The Missa Pange Lingua is probably his most famous and familiar mass. Based on the plainchant melody of the hymn of the same name, the cantus firmus can be heard throughout, passing from voice to voice rather than remaining in any one part. It is a mass that above all shows so many of Josquin’s compositional styles: sections moving in simple block chords, passages for just 2 or 3 voices, paired imitation, canonic writing and alternations between duple and triple metre. Every word is set in such a way that if it can’t be heard, it is certainly not the composer’s fault!
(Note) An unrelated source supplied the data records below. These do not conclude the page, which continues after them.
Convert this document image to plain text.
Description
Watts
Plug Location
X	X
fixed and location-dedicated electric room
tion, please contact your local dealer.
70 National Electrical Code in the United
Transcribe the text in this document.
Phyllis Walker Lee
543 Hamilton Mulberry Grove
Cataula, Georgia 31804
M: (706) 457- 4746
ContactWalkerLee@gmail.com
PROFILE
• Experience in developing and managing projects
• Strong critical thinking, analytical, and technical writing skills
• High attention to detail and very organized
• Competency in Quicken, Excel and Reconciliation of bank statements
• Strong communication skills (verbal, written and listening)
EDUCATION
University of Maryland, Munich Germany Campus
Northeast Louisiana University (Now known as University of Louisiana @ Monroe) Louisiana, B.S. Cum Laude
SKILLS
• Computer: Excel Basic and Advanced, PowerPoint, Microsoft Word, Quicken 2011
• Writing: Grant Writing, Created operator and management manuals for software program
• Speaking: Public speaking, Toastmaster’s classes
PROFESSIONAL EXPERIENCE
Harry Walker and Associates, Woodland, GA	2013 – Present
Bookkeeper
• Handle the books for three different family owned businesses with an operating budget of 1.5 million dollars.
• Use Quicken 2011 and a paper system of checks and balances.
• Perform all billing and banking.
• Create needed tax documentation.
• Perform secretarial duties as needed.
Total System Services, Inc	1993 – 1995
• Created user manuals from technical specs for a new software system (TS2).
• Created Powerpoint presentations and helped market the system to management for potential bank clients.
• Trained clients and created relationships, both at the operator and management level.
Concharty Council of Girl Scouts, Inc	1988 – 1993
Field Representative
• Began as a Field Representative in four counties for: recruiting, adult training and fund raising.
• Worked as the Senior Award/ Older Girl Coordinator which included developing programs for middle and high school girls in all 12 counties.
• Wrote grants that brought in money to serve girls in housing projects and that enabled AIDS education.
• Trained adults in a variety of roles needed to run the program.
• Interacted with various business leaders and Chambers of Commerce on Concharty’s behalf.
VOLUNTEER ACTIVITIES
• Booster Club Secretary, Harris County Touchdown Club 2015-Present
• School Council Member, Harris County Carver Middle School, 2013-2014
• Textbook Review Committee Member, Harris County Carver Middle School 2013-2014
As the first composer to introduce recognisable fragments of melody passing from voice to voice he was also establishing what we now call imitative counterpoint – the core feature of the later music of Palestrina and Lassus. That way of writing pervades also the music of many composers who were influenced by Josquin: Brumel, Gombert, Mouton, Isaac and Senfl – to name but a few. In a short concert it is only possible to give a taste of Josquin’s massive influence, but we have included a few works actually based on his very music. Senfl’s Ave Maria is an ingenious reworking of the much shorter Ave Maria of Josquin, while Nicholas Gombert’s Mille Regrets takes fragments of the Josquin piece, which he develops even further in his 8 voice Lugebat David Absalom. Mouton’s Nesciens Mater captures beautifully the sublime meditative mood that was so often a hallmark of Josquin; long sinuous lines combined with clarity of texture. Our second elegy, O Mors inevitabilis, this time lamenting the death of Josquin also pays tribute to another aspect of his musical style: the construction of complex forms involving canons at different pitches.

We have chosen to end with a work by Orlandus Lassus, another composer of Northern birth who was well travelled in Europe and fluent in many languages and styles. His music illustrates perfectly the influence of Josquin in the following generation.